Житков предложил вместе пойти домой. Витема с нескрываемым удовольствием согласился. По дороге они завернули поужинать в бар по выбору Витемы. Он утверждал, будто нигде, кроме этого бара, носящего экзотическое название «Солнце Таити», ему не доводилось пивать вермут, о котором он мог бы с полной уверенностью сказать: подлинный «Чинзано».
Когда они вошли в бар, Житкова ослепили лучи «таитянского солнца», воспроизведенного на берегах холодной Альды мощной батареей электрических ламп. Содержательница бара, мадам ван Поортен — пышущая жарким благодушием толстуха, втиснутая в яркий мешок шелкового капота, — по форме своей представляла нечто схожее с гигантской бутылкой пепермента. Каждая следующая к вершине округлость ее корпуса была немного меньше предыдущей. Самый верхний шар мадам ван Поортен был украшен парой заплывших жиром, крошечных, но очень черных и очень блестящих глаз.
Огромную, обитую никелем стойку почти сплошь покрывали стеклянные колпаки. Яркой зеленью манили взор посетителя груды салата, заправленного белым, как сливки, провансалем. Огромные ломти нежного лосося, подобно диковинному розовому маслу, были способны раздразнить аппетит самого сытого человека. Сверкали и переливались всеми цветами радуги, маня своими ароматами, десятки маринадов.
Добрую половину стойки занимали блюда с пирогами. Тут были толстые, как подушки, пироги с воздушным тестом, начиненным печенкой макрели, растертой на оливах; были и плоские польские мазурки — плотные и пряные от светящихся в них изумрудин-цукатов. Едва ли даже среди завсегдатаев «Солнца Таити» был кто-нибудь, кто успел перепробовать все сорта пирожков, громоздившихся на специальном возвышении из огнеупорного стекла, под которым всегда пламенели угли жаровни. Слоеные, тесто которых таяло во рту подобно снежинкам; песочные, заварные; кислые, сладкие, соленые; с вареньем, грибами, рыбой, дичью, ливером и невесть еще с какой начинкой, — пирожки эти отвечали, наверное, требованиям представителей любого уголка мира.
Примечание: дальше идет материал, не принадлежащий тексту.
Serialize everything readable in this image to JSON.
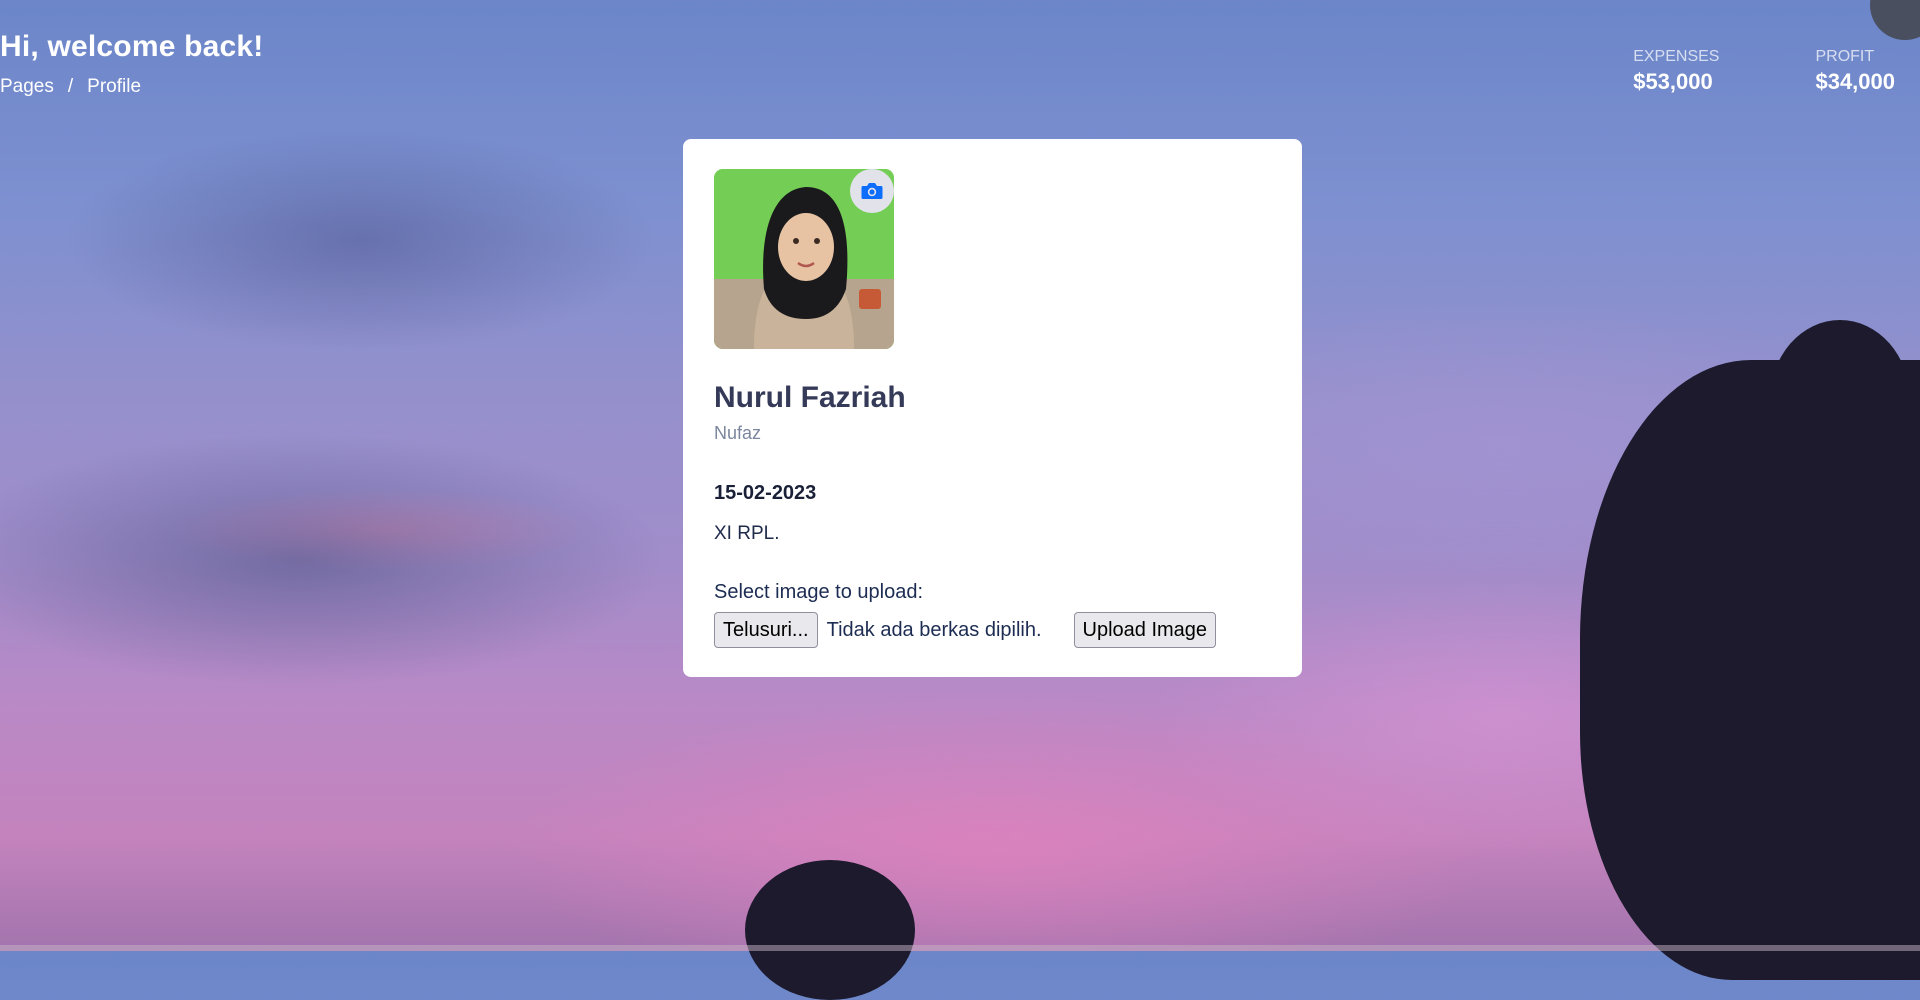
{
  "header": {
    "greeting": "Hi, welcome back!",
    "breadcrumb": [
      {
        "label": "Pages"
      },
      {
        "separator": "/"
      },
      {
        "label": "Profile"
      }
    ]
  },
  "stats": [
    {
      "label": "EXPENSES",
      "value": "$53,000"
    },
    {
      "label": "PROFIT",
      "value": "$34,000"
    }
  ],
  "profile": {
    "name": "Nurul Fazriah",
    "nickname": "Nufaz",
    "date": "15-02-2023",
    "class": "XI RPL.",
    "avatar_icon": "camera-icon"
  },
  "upload": {
    "label": "Select image to upload:",
    "browse_button": "Telusuri...",
    "file_status": "Tidak ada berkas dipilih.",
    "submit_button": "Upload Image"
  },
  "colors": {
    "accent": "#0d6efd",
    "card_bg": "#ffffff",
    "name_color": "#343a58",
    "muted_text": "#7b879e"
  }
}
А над всем — над салатами, над маринадами, пирогами и сотней других лакомств, венчая их пурпуром своих панцирей, господствовали тела омаров, крабов, лангустов, и рядом с яркими, как мессинское солнце, лимонами чернели раковины устриц.
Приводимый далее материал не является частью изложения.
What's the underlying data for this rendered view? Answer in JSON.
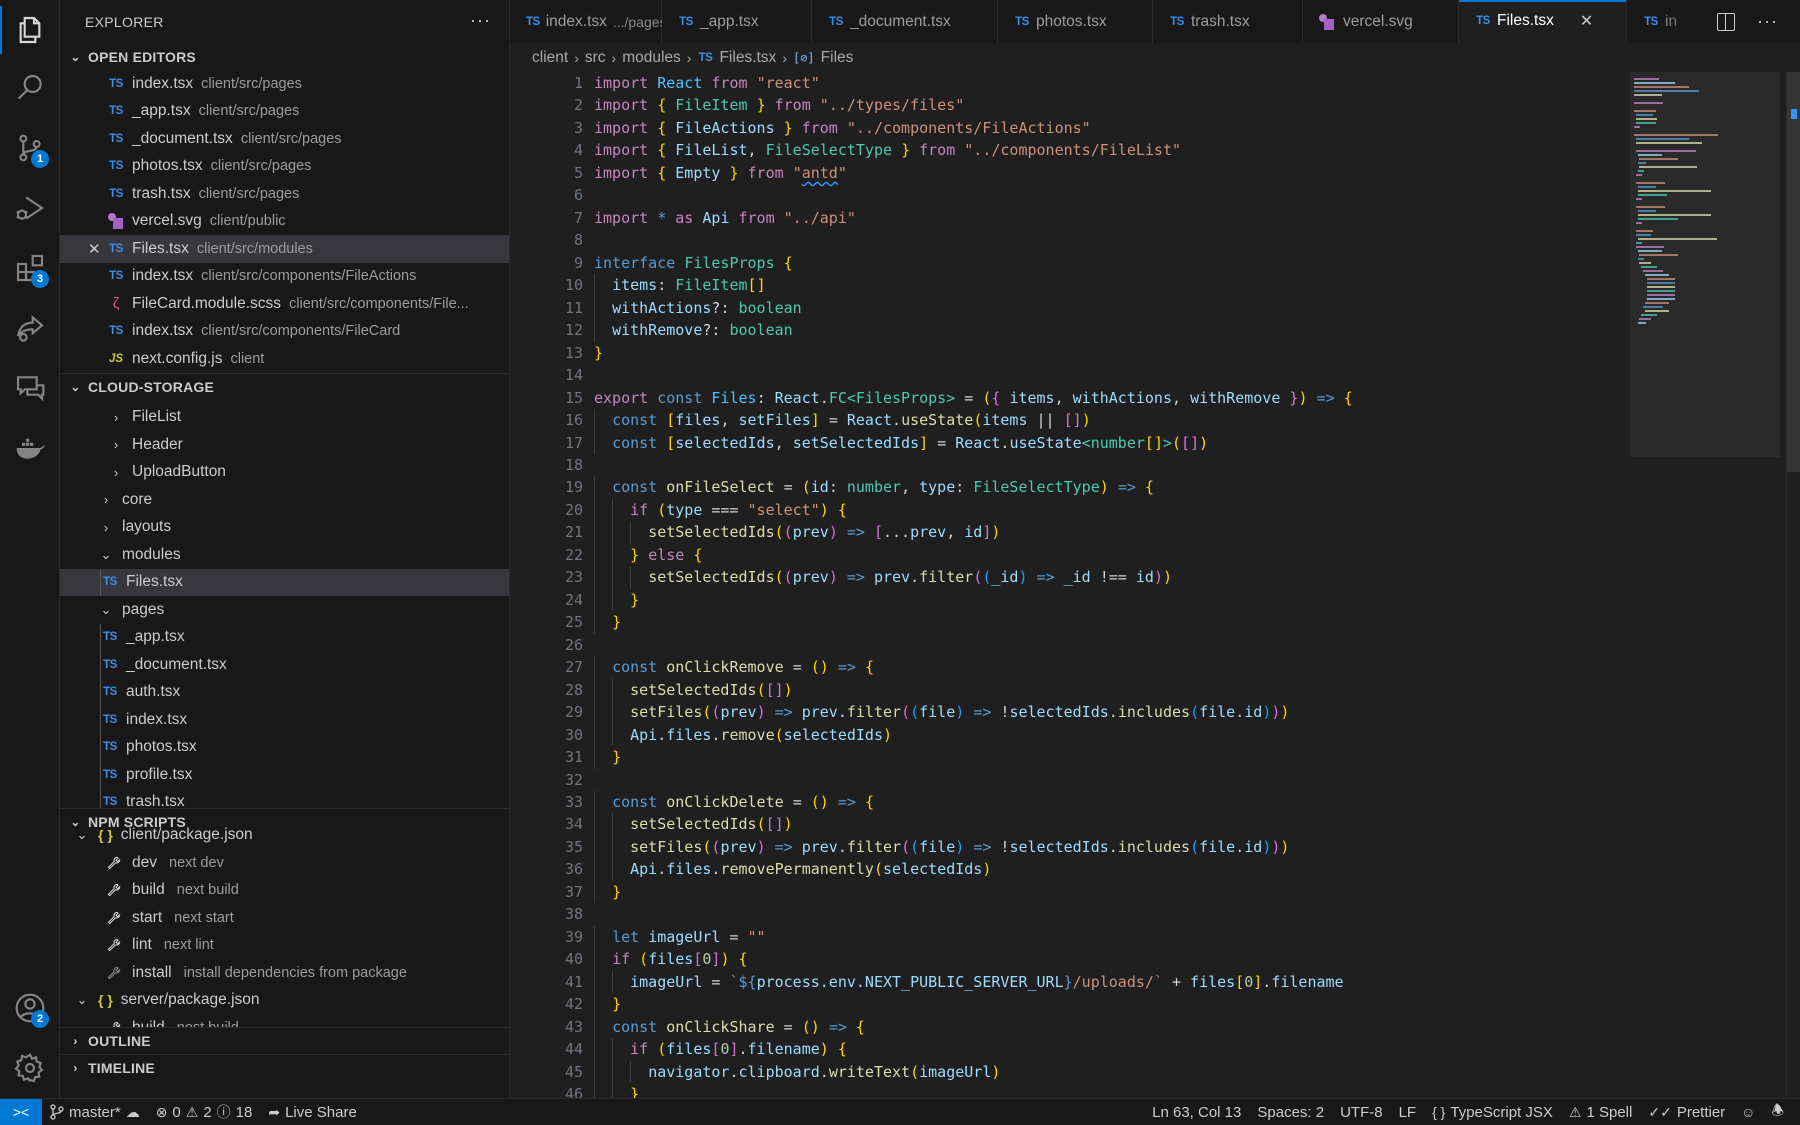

На дальнем конце стойки, отведенном Бахусу, царил рослый негр. Его звали Большой Джо. Его необычайно проворные руки то и дело открывали и закрывали краны, источавшие жидкости всех мыслимых цветов и оттенков. За спиною Джо, на полках высокого буфета, похожего на орган протестантского собора, стояли ряды бутылок, бутылей и пузырьков. В них таинственно светились самые разнообразные напитки, — все, что создала ненасытная изобретательность пьяниц и их алчных потворщиков, готовых ради наживы споить весь мир.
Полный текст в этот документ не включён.